Period effects usually indicated the changes that had a direct impact on the incidence of HB, such as new diagnoses, improved medical interventions, etc. In this study, time effects had a significant impact on the incidence of HB. In 2006–2010 the period effect on the HB incidence among men and women in Aksu, Hotan and Kizilsu Kirghiz was the most serious, while in Kashgar the incidence peak because of period effect showed up in 2012, and in Hotan it showed up again in 2013.
Overall, the risk of HB incidence decreased throughout the study cohort. The effect of birth cohort was significant before 1990, suggesting that cohorts born before 1990 had a higher risk of HB. After 1990, it gradually reached its peak, then declined rapidly and became stable, which could be explained by the popularization of HB vaccination [
23]. This pattern of change in the birth cohort could also be explained by improving nutrition, living conditions and health care services.

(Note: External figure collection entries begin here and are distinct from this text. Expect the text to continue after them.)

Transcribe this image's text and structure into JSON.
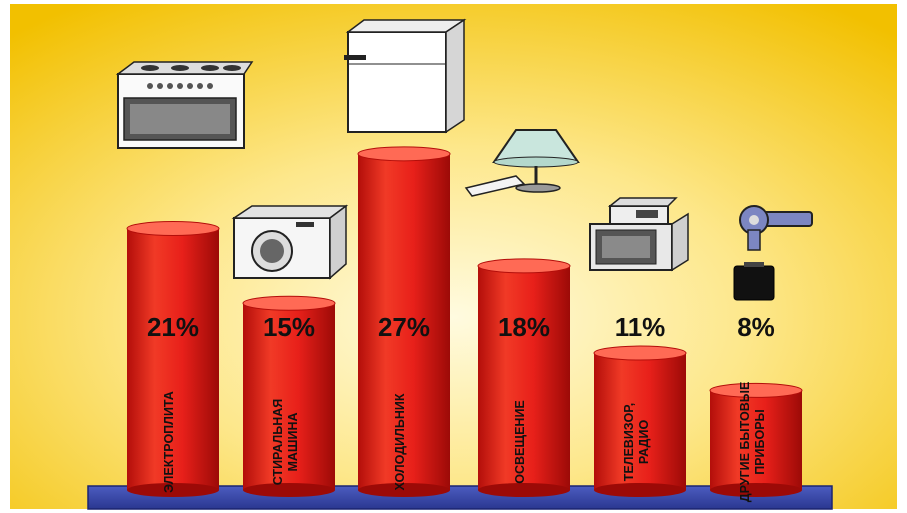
{
  "chart_data": {
    "type": "bar",
    "categories": [
      [
        "ЭЛЕКТРОПЛИТА"
      ],
      [
        "СТИРАЛЬНАЯ",
        "МАШИНА"
      ],
      [
        "ХОЛОДИЛЬНИК"
      ],
      [
        "ОСВЕЩЕНИЕ"
      ],
      [
        "ТЕЛЕВИЗОР,",
        "РАДИО"
      ],
      [
        "ДРУГИЕ БЫТОВЫЕ",
        "ПРИБОРЫ"
      ]
    ],
    "values": [
      21,
      15,
      27,
      18,
      11,
      8
    ],
    "value_labels": [
      "21%",
      "15%",
      "27%",
      "18%",
      "11%",
      "8%"
    ],
    "icons": [
      "electric-stove-icon",
      "washing-machine-icon",
      "refrigerator-icon",
      "lamp-icon",
      "tv-radio-icon",
      "hairdryer-battery-icon"
    ],
    "unit": "%",
    "colors": {
      "bar": "#e8201a",
      "bar_dark": "#a80d0a",
      "bar_light": "#ff6a55",
      "platform": "#3a4aa8",
      "background_center": "#fff6c8",
      "background_edge": "#f3c400"
    }
  }
}
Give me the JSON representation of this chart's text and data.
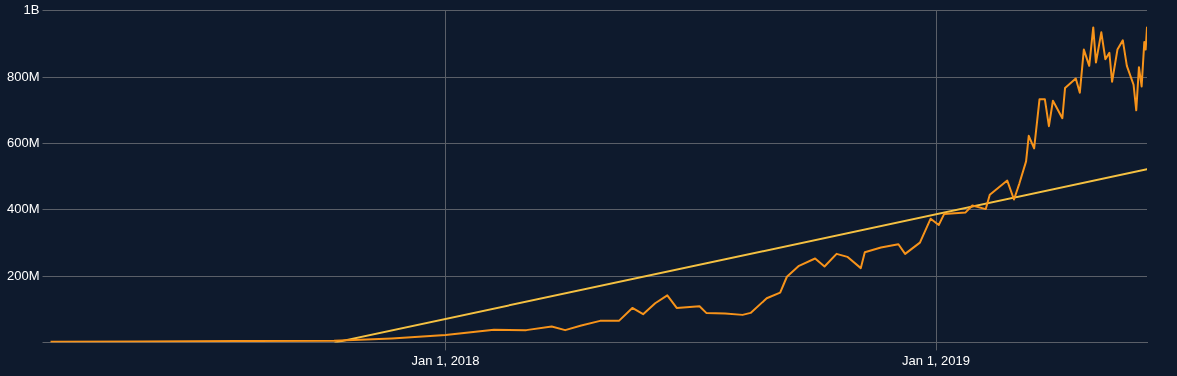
{
  "chart_data": {
    "type": "line",
    "x": [
      "2017-03-13",
      "2017-05-19",
      "2017-07-30",
      "2017-10-10",
      "2017-11-22",
      "2018-01-01",
      "2018-02-06",
      "2018-03-02",
      "2018-03-21",
      "2018-03-31",
      "2018-04-12",
      "2018-04-26",
      "2018-05-10",
      "2018-05-20",
      "2018-05-28",
      "2018-06-06",
      "2018-06-15",
      "2018-06-22",
      "2018-07-09",
      "2018-07-14",
      "2018-07-28",
      "2018-08-10",
      "2018-08-16",
      "2018-08-28",
      "2018-09-07",
      "2018-09-12",
      "2018-09-21",
      "2018-10-03",
      "2018-10-10",
      "2018-10-19",
      "2018-10-27",
      "2018-11-06",
      "2018-11-09",
      "2018-11-21",
      "2018-12-04",
      "2018-12-09",
      "2018-12-20",
      "2018-12-28",
      "2019-01-03",
      "2019-01-07",
      "2019-01-23",
      "2019-01-28",
      "2019-02-07",
      "2019-02-10",
      "2019-02-23",
      "2019-02-28",
      "2019-03-04",
      "2019-03-09",
      "2019-03-11",
      "2019-03-15",
      "2019-03-19",
      "2019-03-23",
      "2019-03-26",
      "2019-03-29",
      "2019-04-05",
      "2019-04-07",
      "2019-04-15",
      "2019-04-18",
      "2019-04-21",
      "2019-04-25",
      "2019-04-28",
      "2019-04-30",
      "2019-05-04",
      "2019-05-07",
      "2019-05-10",
      "2019-05-12",
      "2019-05-16",
      "2019-05-20",
      "2019-05-23",
      "2019-05-28",
      "2019-05-30",
      "2019-06-01",
      "2019-06-03",
      "2019-06-05",
      "2019-06-06",
      "2019-06-07"
    ],
    "series": [
      {
        "type": "line",
        "color": "#f7931a",
        "values": [
          2000000,
          3000000,
          4000000,
          5000000,
          12000000,
          22000000,
          38000000,
          37000000,
          48000000,
          37000000,
          51000000,
          65000000,
          65000000,
          104000000,
          85000000,
          118000000,
          142000000,
          104000000,
          109000000,
          89000000,
          87000000,
          83000000,
          89000000,
          133000000,
          150000000,
          198000000,
          231000000,
          253000000,
          229000000,
          267000000,
          258000000,
          224000000,
          272000000,
          286000000,
          296000000,
          267000000,
          301000000,
          373000000,
          354000000,
          387000000,
          392000000,
          413000000,
          402000000,
          445000000,
          488000000,
          431000000,
          479000000,
          546000000,
          623000000,
          585000000,
          733000000,
          733000000,
          652000000,
          729000000,
          676000000,
          767000000,
          796000000,
          753000000,
          883000000,
          834000000,
          950000000,
          844000000,
          935000000,
          854000000,
          873000000,
          786000000,
          883000000,
          911000000,
          834000000,
          777000000,
          700000000,
          830000000,
          772000000,
          906000000,
          883000000,
          950000000
        ]
      },
      {
        "type": "line",
        "color": "#f5c142",
        "x": [
          "2017-10-11",
          "2019-06-07"
        ],
        "values": [
          0,
          522000000
        ]
      }
    ],
    "xlim": [
      "2017-03-13",
      "2019-06-07"
    ],
    "xticks": [
      {
        "value": "2018-01-01",
        "label": "Jan 1, 2018"
      },
      {
        "value": "2019-01-01",
        "label": "Jan 1, 2019"
      }
    ],
    "ylim": [
      0,
      1000000000
    ],
    "yticks": [
      {
        "value": 0,
        "label": null
      },
      {
        "value": 200000000,
        "label": "200M"
      },
      {
        "value": 400000000,
        "label": "400M"
      },
      {
        "value": 600000000,
        "label": "600M"
      },
      {
        "value": 800000000,
        "label": "800M"
      },
      {
        "value": 1000000000,
        "label": "1B"
      }
    ],
    "grid": true,
    "legend": false,
    "marker": "none",
    "line_style": "solid"
  }
}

The annual analysis of the age density of HB incidence from 2005 to 2017 (
Figure 3) showed that the age density of HB incidence in Hotan and Kashgar was relatively stable over the years, while the proportion of middle-aged population in Aksu and Kizilsu Kirghiz gradually appeared in recent years. Based on these results, we suggested that the relevant departments paid more attention to the control scheme of the middle-aged population. The incidence of HB among young and middle-aged people in the four regions (
Figure 8) had relatively obvious heterogeneity. The analysis showed that the incidence of HB among young and middle-aged people in the four regions had declined in recent years, while the incidence of HB among middle-aged people had increased. Further studies on the occupations of HB (
Figure 9) showed that farmers were the most attacked occupations, followed by housework and unemployed persons, cadres’support and workers. Because of poor living conditions and difficulty in obtaining medical care, people living in rural areas were very vulnerable to common infectious diseases, especially HB [
23], and therefore they were vulnerable to various infectious diseases. It suggested that more efforts should be made in preventing and treating HB in rural areas than in urban areas in order to maintain the downward trend of HB incidence.
Our predicted results showed that the total population of Aksu and Kashgar would have an upward trend in the future, and the incidence of HB under 35 years of age would have a downward trend; the HB incidence of the total population in Hotan and people under 35 years old would have a downward trend, and the incidence of HB in men over 35 years of age would have a downward trend, while the HB incidence in people over 35 years old was on the rise; the trend of HB incidence in Kizilsu Kirghiz would decline. Therefore, we suggested that the public health departments in Aksu, Kashgar and Hotan should focus on the upward trend of the above population in order to better control the epidemic of HB. Our results also showed that the incidence of HB was different between males and females. Therefore, different measures should be taken to control the incidence of HB in both sexes.
The main limitation of our study was the rough statistics of population data of age distribution, which might bring small noise and errors to estimation. Therefore, more detailed statistics and censuses were needed to improve estimation and prediction.